Но тут-то усталые глаза капитана, блеснув, стали другими:
— Я не сказал — не стоит. Поищем…
Разговор с капитаном напоминал осторожное, но все более смелеющее ощупывание больного органа, который, кажется, нужно было резать. И теперь уж нельзя было понять, когда и при каких обстоятельствах заболел этот самый незащищенный, самый болезненный орган. И Кулаткин занедужил от самого нутра, от самой больной точки в сердце.
«Надо понять, что эта хворь у меня от усталости.
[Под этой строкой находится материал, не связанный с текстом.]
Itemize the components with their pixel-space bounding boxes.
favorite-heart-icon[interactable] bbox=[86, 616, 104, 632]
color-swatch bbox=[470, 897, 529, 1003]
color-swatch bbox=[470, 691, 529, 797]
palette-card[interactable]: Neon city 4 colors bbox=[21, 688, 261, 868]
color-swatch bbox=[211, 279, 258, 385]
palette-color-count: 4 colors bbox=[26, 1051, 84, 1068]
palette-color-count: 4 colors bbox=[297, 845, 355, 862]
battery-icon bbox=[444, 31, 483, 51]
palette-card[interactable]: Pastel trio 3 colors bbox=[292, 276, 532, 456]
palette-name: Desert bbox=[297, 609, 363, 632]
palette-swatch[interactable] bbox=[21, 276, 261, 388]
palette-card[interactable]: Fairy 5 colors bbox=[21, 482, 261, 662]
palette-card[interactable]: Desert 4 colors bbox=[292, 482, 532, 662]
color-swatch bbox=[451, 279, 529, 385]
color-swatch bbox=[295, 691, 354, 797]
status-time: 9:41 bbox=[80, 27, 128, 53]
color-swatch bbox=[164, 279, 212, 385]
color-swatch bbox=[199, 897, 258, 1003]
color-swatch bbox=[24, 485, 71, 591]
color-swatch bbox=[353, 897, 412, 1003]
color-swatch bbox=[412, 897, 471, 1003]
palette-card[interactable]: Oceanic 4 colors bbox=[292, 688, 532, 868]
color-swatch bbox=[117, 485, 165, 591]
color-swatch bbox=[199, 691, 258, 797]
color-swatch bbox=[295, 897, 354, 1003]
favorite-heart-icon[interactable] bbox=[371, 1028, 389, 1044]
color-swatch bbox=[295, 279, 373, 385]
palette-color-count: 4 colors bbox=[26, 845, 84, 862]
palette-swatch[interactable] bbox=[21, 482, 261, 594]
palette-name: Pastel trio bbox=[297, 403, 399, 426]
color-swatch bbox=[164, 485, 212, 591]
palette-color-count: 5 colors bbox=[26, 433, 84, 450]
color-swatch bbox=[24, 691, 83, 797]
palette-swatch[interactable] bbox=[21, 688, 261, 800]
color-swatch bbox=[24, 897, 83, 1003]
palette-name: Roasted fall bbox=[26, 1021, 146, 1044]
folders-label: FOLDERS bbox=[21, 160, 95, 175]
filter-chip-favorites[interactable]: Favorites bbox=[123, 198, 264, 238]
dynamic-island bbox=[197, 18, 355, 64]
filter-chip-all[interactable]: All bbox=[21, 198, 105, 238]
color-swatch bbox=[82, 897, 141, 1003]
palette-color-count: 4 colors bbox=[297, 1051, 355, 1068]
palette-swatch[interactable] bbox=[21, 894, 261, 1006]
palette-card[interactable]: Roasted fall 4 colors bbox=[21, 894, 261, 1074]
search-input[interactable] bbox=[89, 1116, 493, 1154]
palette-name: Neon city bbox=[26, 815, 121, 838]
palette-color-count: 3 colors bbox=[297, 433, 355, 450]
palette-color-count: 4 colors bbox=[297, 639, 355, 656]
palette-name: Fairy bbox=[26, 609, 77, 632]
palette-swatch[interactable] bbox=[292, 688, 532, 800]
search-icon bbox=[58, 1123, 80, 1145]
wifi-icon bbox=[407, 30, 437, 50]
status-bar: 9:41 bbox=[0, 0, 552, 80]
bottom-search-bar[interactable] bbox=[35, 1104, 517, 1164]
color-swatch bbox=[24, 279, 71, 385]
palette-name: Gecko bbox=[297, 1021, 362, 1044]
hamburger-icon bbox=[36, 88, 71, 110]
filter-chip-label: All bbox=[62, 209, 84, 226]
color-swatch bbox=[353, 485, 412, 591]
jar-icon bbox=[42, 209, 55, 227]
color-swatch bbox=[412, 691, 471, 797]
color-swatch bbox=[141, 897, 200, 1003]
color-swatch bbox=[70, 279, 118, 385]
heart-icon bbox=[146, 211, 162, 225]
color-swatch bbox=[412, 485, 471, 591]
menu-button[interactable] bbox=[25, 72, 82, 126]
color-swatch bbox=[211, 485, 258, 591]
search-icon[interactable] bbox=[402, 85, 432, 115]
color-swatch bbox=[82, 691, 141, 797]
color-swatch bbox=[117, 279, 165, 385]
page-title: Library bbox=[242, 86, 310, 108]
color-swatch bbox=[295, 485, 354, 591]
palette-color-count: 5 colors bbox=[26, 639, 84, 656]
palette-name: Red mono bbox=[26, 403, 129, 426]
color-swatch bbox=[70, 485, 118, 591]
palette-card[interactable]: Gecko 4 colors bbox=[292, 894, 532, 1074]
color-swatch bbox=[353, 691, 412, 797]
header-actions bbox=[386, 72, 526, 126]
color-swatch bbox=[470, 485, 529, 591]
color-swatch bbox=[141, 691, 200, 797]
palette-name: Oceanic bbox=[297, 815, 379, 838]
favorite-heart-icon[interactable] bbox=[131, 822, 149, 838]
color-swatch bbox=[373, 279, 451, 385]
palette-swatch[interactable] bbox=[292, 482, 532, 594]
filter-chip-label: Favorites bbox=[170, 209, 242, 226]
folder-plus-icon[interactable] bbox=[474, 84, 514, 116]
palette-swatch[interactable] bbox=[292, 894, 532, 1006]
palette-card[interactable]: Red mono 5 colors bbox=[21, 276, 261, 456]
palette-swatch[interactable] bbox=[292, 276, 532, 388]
Вернусь, и все пойдет по-прежнему. А что по-прежнему? Ах, как трудно с этими молодыми, все-то у них усложнилось, всему-то своя оценка. И сам не заметишь, как иной раз обидишь».
Но долго каяться он никогда не любил и не умел.
«Знаю себе цену. С целыми крыльями от меня не улетишь — так раздергаю, что за всю жизнь не оперишься. И с этим своевольником совладаю. Я хорош с хорошими».
Вечером смотрел кинофильм. Нервная девчонка жаловалась: сердце ее запеленговано антеннами, проводами, экранами, приемниками, магнитофонами, газетами и книгами, и будто бы из каждого пеленга бормотало самоутверждающееся всезнайство или охала растерявшаяся душа. Жизнь клокотала и бурлила, выворачивая сердце наизнанку. Девочка в короткой юбке и ее парень с длинными волосами стыдились примитивности и одномерности своих родителей, упрекали их в том, что вчера лишь хвалившие директора совхоза за волю и ум (осушил болота) ныне упрекают его (пески полезли на поля), угорают в едком чаду своей брани. Родители ужасно разволновались, вслух припоминали свою нелегкую жизнь (строили, воевали), жили не для себя, а для потомков. Молодые растерялись перед героическим аскетизмом стариков. И тут произошло примирение. Все сели в черную «Волгу» и поехали, сопровождаемые торжественной музыкой, по широкой автостраде навстречу восходящему солнцу.
Мефодий тоже упрекал Ивана (жил для него), только не употреблял стихов Маяковского — «вылизывал чахоткины плевки шершавым языком плаката». Старик в кинофильме был начитаннее и вроде бы понастырнее Кулаткина.
«Нет, ничего не буду делать. Еще больше запутаешься. Не любит Олька меня, всех Кулаткиных сродников ей на дух не надо».
Сила пешней расколол молодой, свежей ковки, лед в проруби, очистил сине отливавшую воду, пустил лошадей к водопою. Пили разумно сквозь зубы, с перерывами, вскидывали голову, думали и снова пили. По вздрагивающим бокам дымился загустевший за зиму волос. Поднявшись на кручу за лошадьми, Сила оглянулся: предвечерняя вьюга размашисто полоскала в проруби длинно извивающиеся холсты поземки.
Отишье с теплым духом навоза приняло в сарае лошадей. Сила разносил по яслям сено, пахнувшее летом.
Тюмень закрыл от бурана окна, сел на чурбак, глядя на парня ущербно-горестно.
Слепота парня ко всему, что не касалось Ольги, умиляла и настораживала Тюменя, что-то давнее, ласковое и беспокойное воскресало в душе старого калмыка, и он, мягчая хриплым голосом, отпустил Силу пораньше. Пока зовут дела молодые, иди, Сила-молодец! Еще настанет пора — никуда не потянет, зад от кошмы не оторвешь, будешь принюхиваться к запаху варящегося мяса в казане, тускло поглядывая на устало хлопочущую старуху.